Ja,aber leider sind das in OH die besten Fanggründe die ich kenne vom Kleinboot auf Dorsch und Mefo,weil Du von der Lippe alle bekannten nenneswerten Strände in der Nähe anlaufen kannst,von Weißenhaus bis Behrensdorf und sogar weiter,alles schnell zu erreichen.#6
Ich habe dort einen Schlüssel,den ich jedes Jahr wieder empfange.
Zum Hafenmeister muß ich sagen,er ist ein klein wenig schwierig,aber wenn man sich erstmal mit seiner Norddeutschen rauhen Art arrangiert hat,geht das eigentlich.
Er fürt dort ein hartes Zepter,muß aber vlt. auch so sein,weil es dort auch Situationen gibt wo man manchmal nur mit Kopf schütteln kann.Habe ich selber schon gesehen wie einige Eigner sich extrem dusselig anstellen.
Zu den angesprochenen Vorfall kann ich nichts sagen,weil ich nicht dabei war.
Nur soviel,wenn es Schule machen würde das Schlüsselinhanber andere Eingner slippen lassen würden,dann kann ich mir gut vorstellen,dass es mit Sicherheit auch Leute geben würde die das dann schamlos ausnutzen würden und so ist es eben den Schlüsselinhanbern untersagt und jeder weiß woran er sich zu halten hat.
So sind da nunmal die Bestimmungen.
Allerdings muß ich sagen das ich mich auch nicht verbal beleidigen lassen würde,da würde ich mir dann auch zu helfen wissen,nun war ich ja nicht dabei aber bei Schimpfwörten etc.könnten gewisse Straftatbestände erfüllt sein,denen man nachgehen kann.:g


----------



## detlefb (19. Oktober 2008)

*AW: Hafenmeister Yachthafen Lippe - der geht gar nicht !!!!!*

tja,

Live dabei war ich auch nicht. 
Nur solche Berichte geben mir mehr als zu denken.
Mit ner Tonne hinten auf dem Trailer möcht ich schon gern vorab wissen " was Sache ist". Lippe ist nach diesem Bericht, ganz klar von meiner Liste der möglichen Slippen gestrichen.
Wenn ich schon bezahlen darf, suche ich mir die Bedingungen aus.
So klasse kann das Revier garnicht sein, das  ich mir solche Eskapaden gefallen lassen müßte.
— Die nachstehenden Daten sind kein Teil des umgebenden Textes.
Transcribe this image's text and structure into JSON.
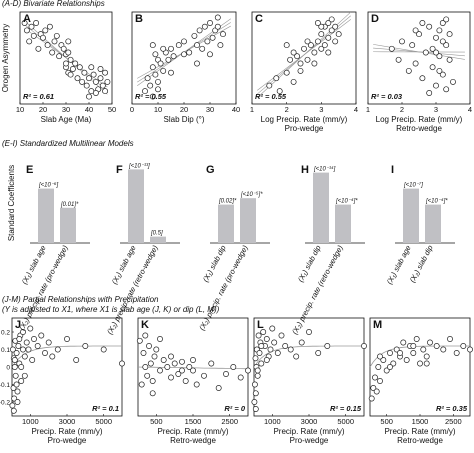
{
  "sections": {
    "ad_title": "(A-D) Bivariate Relationships",
    "ei_title": "(E-I) Standardized Multilinear Models",
    "jm_title_1": "(J-M) Partial Relationships with Precipitation",
    "jm_title_2": "(Y is adjusted to X1, where X1 is slab age (J, K) or dip (L, M))"
  },
  "colors": {
    "marker_stroke": "#222222",
    "bar_fill": "#c0c0c4",
    "fit_line": "#9a9a9a"
  },
  "chart_data": [
    {
      "panel": "A",
      "type": "scatter",
      "xlabel": "Slab Age (Ma)",
      "ylabel": "Orogen Asymmetry",
      "xlim": [
        10,
        50
      ],
      "ylim": [
        -0.22,
        0.28
      ],
      "xticks": [
        10,
        20,
        30,
        40,
        50
      ],
      "r2": "R² = 0.61",
      "x": [
        12,
        13,
        14,
        15,
        16,
        17,
        18,
        19,
        20,
        21,
        22,
        23,
        24,
        25,
        26,
        27,
        28,
        29,
        30,
        30,
        31,
        31,
        32,
        33,
        34,
        35,
        36,
        37,
        38,
        39,
        40,
        41,
        42,
        43,
        44,
        45,
        46,
        47,
        48,
        30,
        31,
        32,
        40,
        41,
        43,
        45,
        47
      ],
      "y": [
        0.22,
        0.18,
        0.12,
        0.2,
        0.15,
        0.22,
        0.08,
        0.16,
        0.14,
        0.18,
        0.1,
        0.2,
        0.06,
        0.12,
        0.15,
        0.04,
        0.1,
        0.08,
        0.05,
        -0.02,
        0.12,
        -0.05,
        0.02,
        -0.03,
        0.0,
        -0.08,
        -0.02,
        -0.1,
        -0.05,
        -0.12,
        -0.08,
        -0.15,
        -0.06,
        -0.1,
        -0.14,
        -0.08,
        -0.12,
        -0.05,
        -0.1,
        0.0,
        0.06,
        -0.06,
        -0.18,
        -0.02,
        -0.16,
        -0.03,
        -0.15
      ]
    },
    {
      "panel": "B",
      "type": "scatter",
      "xlabel": "Slab Dip (°)",
      "ylabel": "",
      "xlim": [
        0,
        40
      ],
      "ylim": [
        -0.22,
        0.28
      ],
      "xticks": [
        0,
        10,
        20,
        30,
        40
      ],
      "r2": "R² = 0.55",
      "x": [
        5,
        6,
        7,
        8,
        8,
        9,
        9,
        10,
        10,
        11,
        12,
        13,
        14,
        15,
        16,
        18,
        20,
        22,
        24,
        25,
        26,
        27,
        28,
        29,
        30,
        31,
        32,
        33,
        34,
        35,
        8,
        10,
        12,
        15,
        20,
        25,
        30,
        33
      ],
      "y": [
        -0.15,
        -0.08,
        -0.12,
        -0.02,
        -0.18,
        0.05,
        -0.06,
        0.02,
        -0.1,
        0.0,
        -0.04,
        0.06,
        0.02,
        0.08,
        0.04,
        0.1,
        0.12,
        0.06,
        0.15,
        0.1,
        0.18,
        0.08,
        0.2,
        0.12,
        0.22,
        0.14,
        0.18,
        0.25,
        0.1,
        0.16,
        0.1,
        -0.14,
        0.08,
        -0.05,
        0.05,
        0.0,
        0.05,
        0.2
      ]
    },
    {
      "panel": "C",
      "type": "scatter",
      "xlabel": "Log Precip. Rate (mm/y)",
      "xlabel2": "Pro-wedge",
      "ylabel": "",
      "xlim": [
        1,
        4
      ],
      "ylim": [
        -0.22,
        0.28
      ],
      "xticks": [
        1,
        2,
        3,
        4
      ],
      "r2": "R² = 0.55",
      "x": [
        1.5,
        1.7,
        1.8,
        2.0,
        2.1,
        2.2,
        2.3,
        2.4,
        2.5,
        2.6,
        2.7,
        2.8,
        2.9,
        3.0,
        3.0,
        3.1,
        3.1,
        3.2,
        3.2,
        3.3,
        3.3,
        3.4,
        3.4,
        3.5,
        2.2,
        2.4,
        2.6,
        2.8,
        3.0,
        3.2,
        2.0,
        2.9
      ],
      "y": [
        -0.12,
        -0.08,
        -0.15,
        -0.05,
        0.02,
        -0.1,
        0.04,
        0.0,
        0.08,
        0.02,
        0.1,
        0.06,
        0.12,
        0.16,
        0.08,
        0.2,
        0.1,
        0.22,
        0.14,
        0.18,
        0.24,
        0.12,
        0.2,
        0.16,
        0.06,
        -0.04,
        0.12,
        0.0,
        0.2,
        0.06,
        0.1,
        0.22
      ]
    },
    {
      "panel": "D",
      "type": "scatter",
      "xlabel": "Log Precip. Rate (mm/y)",
      "xlabel2": "Retro-wedge",
      "ylabel": "",
      "xlim": [
        1,
        4
      ],
      "ylim": [
        -0.22,
        0.28
      ],
      "xticks": [
        1,
        2,
        3,
        4
      ],
      "r2": "R² = 0.03",
      "x": [
        1.7,
        1.9,
        2.0,
        2.2,
        2.3,
        2.4,
        2.5,
        2.6,
        2.7,
        2.8,
        2.9,
        3.0,
        3.0,
        3.1,
        3.1,
        3.2,
        3.2,
        3.3,
        3.3,
        3.4,
        3.4,
        3.5,
        2.6,
        2.8,
        3.0,
        3.2,
        2.4,
        3.1,
        3.3,
        2.9
      ],
      "y": [
        0.08,
        0.02,
        0.12,
        -0.04,
        0.1,
        0.0,
        0.16,
        -0.08,
        0.06,
        0.2,
        -0.02,
        0.14,
        -0.12,
        0.18,
        0.04,
        0.22,
        -0.06,
        0.1,
        -0.14,
        0.16,
        0.02,
        -0.1,
        0.22,
        -0.16,
        0.06,
        0.12,
        0.18,
        -0.04,
        0.24,
        0.08
      ]
    },
    {
      "panel": "E",
      "type": "bar",
      "ylabel": "Standard Coefficients",
      "categories": [
        "(X₁) slab age",
        "(X₂) precip. rate (pro-wedge)"
      ],
      "values": [
        0.85,
        0.55
      ],
      "labels": [
        "[<10⁻⁶]",
        "[0.01]*"
      ]
    },
    {
      "panel": "F",
      "type": "bar",
      "categories": [
        "(X₁) slab age",
        "(X₂) precip. rate (retro-wedge)"
      ],
      "values": [
        1.15,
        0.1
      ],
      "labels": [
        "[<10⁻¹³]",
        "[0.5]"
      ]
    },
    {
      "panel": "G",
      "type": "bar",
      "categories": [
        "(X₁) slab dip",
        "(X₂) precip. rate (pro-wedge)"
      ],
      "values": [
        0.6,
        0.7
      ],
      "labels": [
        "[0.02]*",
        "[<10⁻⁵]*"
      ]
    },
    {
      "panel": "H",
      "type": "bar",
      "categories": [
        "(X₁) slab dip",
        "(X₂) precip. rate (retro-wedge)"
      ],
      "values": [
        1.1,
        0.6
      ],
      "labels": [
        "[<10⁻¹⁴]",
        "[<10⁻⁴]*"
      ]
    },
    {
      "panel": "I",
      "type": "bar",
      "categories": [
        "(X₁) slab age",
        "(X₂) slab dip"
      ],
      "values": [
        0.85,
        0.6
      ],
      "labels": [
        "[<10⁻⁷]",
        "[<10⁻⁴]*"
      ]
    },
    {
      "panel": "J",
      "type": "scatter",
      "xlabel": "Precip. Rate (mm/y)",
      "xlabel2": "Pro-wedge",
      "ylabel": "Adj. Orogen Asymmetry",
      "xlim": [
        0,
        6000
      ],
      "ylim": [
        -0.28,
        0.28
      ],
      "xticks": [
        1000,
        3000,
        5000
      ],
      "yticks": [
        -0.2,
        -0.1,
        0,
        0.1,
        0.2
      ],
      "r2": "R² = 0.1",
      "x": [
        20,
        50,
        80,
        100,
        120,
        150,
        180,
        200,
        250,
        300,
        350,
        400,
        450,
        500,
        600,
        700,
        800,
        900,
        1000,
        1100,
        1200,
        1400,
        1600,
        1800,
        2000,
        2200,
        2500,
        3000,
        3500,
        4000,
        5000,
        6000,
        100,
        300,
        500,
        700,
        150,
        250,
        400,
        600
      ],
      "y": [
        -0.22,
        0.1,
        -0.12,
        0.05,
        -0.18,
        0.0,
        0.15,
        -0.05,
        0.08,
        -0.14,
        0.12,
        0.02,
        0.18,
        -0.08,
        0.2,
        0.06,
        0.14,
        0.1,
        0.22,
        0.04,
        0.16,
        0.12,
        0.18,
        0.08,
        0.14,
        0.06,
        0.1,
        0.16,
        0.04,
        0.12,
        0.1,
        0.02,
        -0.25,
        -0.2,
        0.0,
        -0.05,
        0.04,
        -0.1,
        0.16,
        0.1
      ]
    },
    {
      "panel": "K",
      "type": "scatter",
      "xlabel": "Precip. Rate (mm/y)",
      "xlabel2": "Retro-wedge",
      "ylabel": "",
      "xlim": [
        0,
        3000
      ],
      "ylim": [
        -0.28,
        0.28
      ],
      "xticks": [
        500,
        1500,
        2500
      ],
      "r2": "R² = 0",
      "x": [
        50,
        100,
        150,
        200,
        250,
        300,
        350,
        400,
        450,
        500,
        600,
        700,
        800,
        900,
        1000,
        1100,
        1200,
        1300,
        1400,
        1500,
        1600,
        1800,
        2000,
        2200,
        2400,
        2600,
        2800,
        3000,
        200,
        400,
        600,
        900,
        1200,
        1500
      ],
      "y": [
        0.15,
        -0.1,
        0.08,
        0.18,
        -0.05,
        0.12,
        0.02,
        -0.15,
        0.06,
        0.1,
        -0.02,
        0.04,
        0.0,
        -0.06,
        0.02,
        -0.04,
        0.03,
        -0.08,
        0.0,
        -0.02,
        -0.1,
        -0.05,
        0.02,
        -0.12,
        -0.04,
        0.0,
        -0.06,
        -0.02,
        0.0,
        -0.08,
        0.16,
        0.06,
        -0.02,
        0.04
      ]
    },
    {
      "panel": "L",
      "type": "scatter",
      "xlabel": "Precip. Rate (mm/y)",
      "xlabel2": "Pro-wedge",
      "ylabel": "",
      "xlim": [
        0,
        6000
      ],
      "ylim": [
        -0.28,
        0.28
      ],
      "xticks": [
        1000,
        3000,
        5000
      ],
      "r2": "R² = 0.15",
      "x": [
        20,
        50,
        80,
        100,
        130,
        160,
        200,
        250,
        300,
        350,
        400,
        500,
        600,
        700,
        800,
        900,
        1000,
        1100,
        1300,
        1500,
        1700,
        2000,
        2300,
        2600,
        3000,
        3500,
        4000,
        6000,
        100,
        200,
        400,
        700
      ],
      "y": [
        -0.2,
        -0.1,
        0.05,
        -0.15,
        0.0,
        0.1,
        -0.05,
        0.18,
        0.08,
        0.14,
        0.02,
        0.2,
        0.12,
        0.16,
        0.06,
        0.1,
        0.22,
        0.14,
        0.08,
        0.18,
        0.12,
        0.1,
        0.06,
        0.14,
        0.2,
        0.08,
        0.12,
        0.12,
        -0.24,
        -0.02,
        0.12,
        0.04
      ]
    },
    {
      "panel": "M",
      "type": "scatter",
      "xlabel": "Precip. Rate (mm/y)",
      "xlabel2": "Retro-wedge",
      "ylabel": "",
      "xlim": [
        0,
        3000
      ],
      "ylim": [
        -0.28,
        0.28
      ],
      "xticks": [
        500,
        1500,
        2500
      ],
      "r2": "R² = 0.35",
      "x": [
        50,
        100,
        150,
        200,
        250,
        300,
        400,
        500,
        600,
        700,
        800,
        900,
        1000,
        1100,
        1200,
        1300,
        1400,
        1500,
        1600,
        1700,
        1800,
        2000,
        2200,
        2400,
        2600,
        2800,
        3000,
        300,
        600,
        900,
        1300,
        1700
      ],
      "y": [
        -0.18,
        -0.12,
        -0.06,
        -0.14,
        0.0,
        -0.08,
        0.04,
        -0.02,
        0.08,
        0.02,
        0.1,
        0.06,
        0.14,
        0.04,
        0.12,
        0.08,
        0.16,
        0.02,
        0.1,
        0.06,
        0.14,
        0.12,
        0.1,
        0.16,
        0.08,
        0.12,
        0.1,
        0.06,
        0.0,
        0.08,
        0.12,
        0.02
      ]
    }
  ]
}
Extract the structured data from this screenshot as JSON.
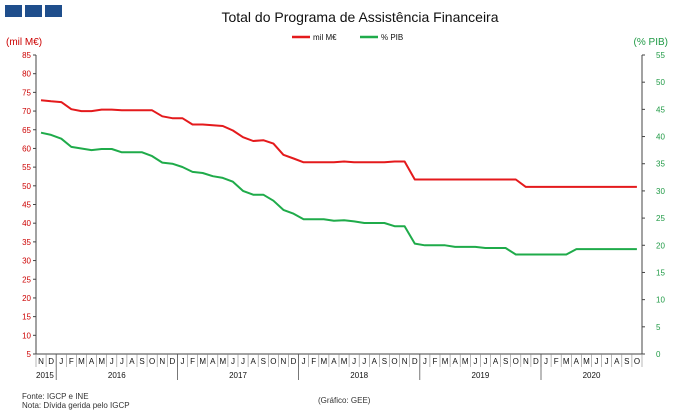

Ich schließe mich der Meinung von HD an !

Insofern 

Ganz herzlichen Dank an tobiiger #6#6 für diese Worte.


----------



## Dipsdive (19. Oktober 2008)

*AW: Hafenmeister Yachthafen Lippe - der geht gar nicht !!!!!*

Solche Leute wie Herr Lau dürften den Titel Hafenmeister gar nicht auf der Mütze tragen. Hat sich scheinbar in den letzten Jahren in Lippe überhaupt nichts geändert |bigeyes 

Gibt doch aber jetzt eine brauchbare Slippe, ganz um die Ecke: [URL="http://www.marina-heiligenhafen.de/s...ndex.php?id=10V"]http://www.marina-heiligenhafen.de/s...ndex.php?id=10V

Noch dazu nicht so "eingekesselt" von den beiden Schießgebieten.[/URL]

Warum also noch mit solchen Leuten rumärgern


----------



## Torsk_SH (20. Oktober 2008)

*AW: Hafenmeister Yachthafen Lippe - der geht gar nicht !!!!!*

@ DipsDive

Wobei die Slippe sehr rutschig aussieht. 
Wehe wenn die Holzbretter nass oder ähnliches sind.

Nasse Bretter und eine auf die Hinterachse wirkende Handbremse beissen sich total :q
http://www.youtube.com/watch?v=-AiZhecyxX4&feature=related


----------



## Dipsdive (20. Oktober 2008)

*AW: Hafenmeister Yachthafen Lippe - der geht gar nicht !!!!!*

Kenne die Slippe bisher nur von der Homepage des Hafens. Am Samstag bin ich auf Fehmarn und werde mir auf dem Rückweg mal einen persönlichen Eindruck von der Slippe machen.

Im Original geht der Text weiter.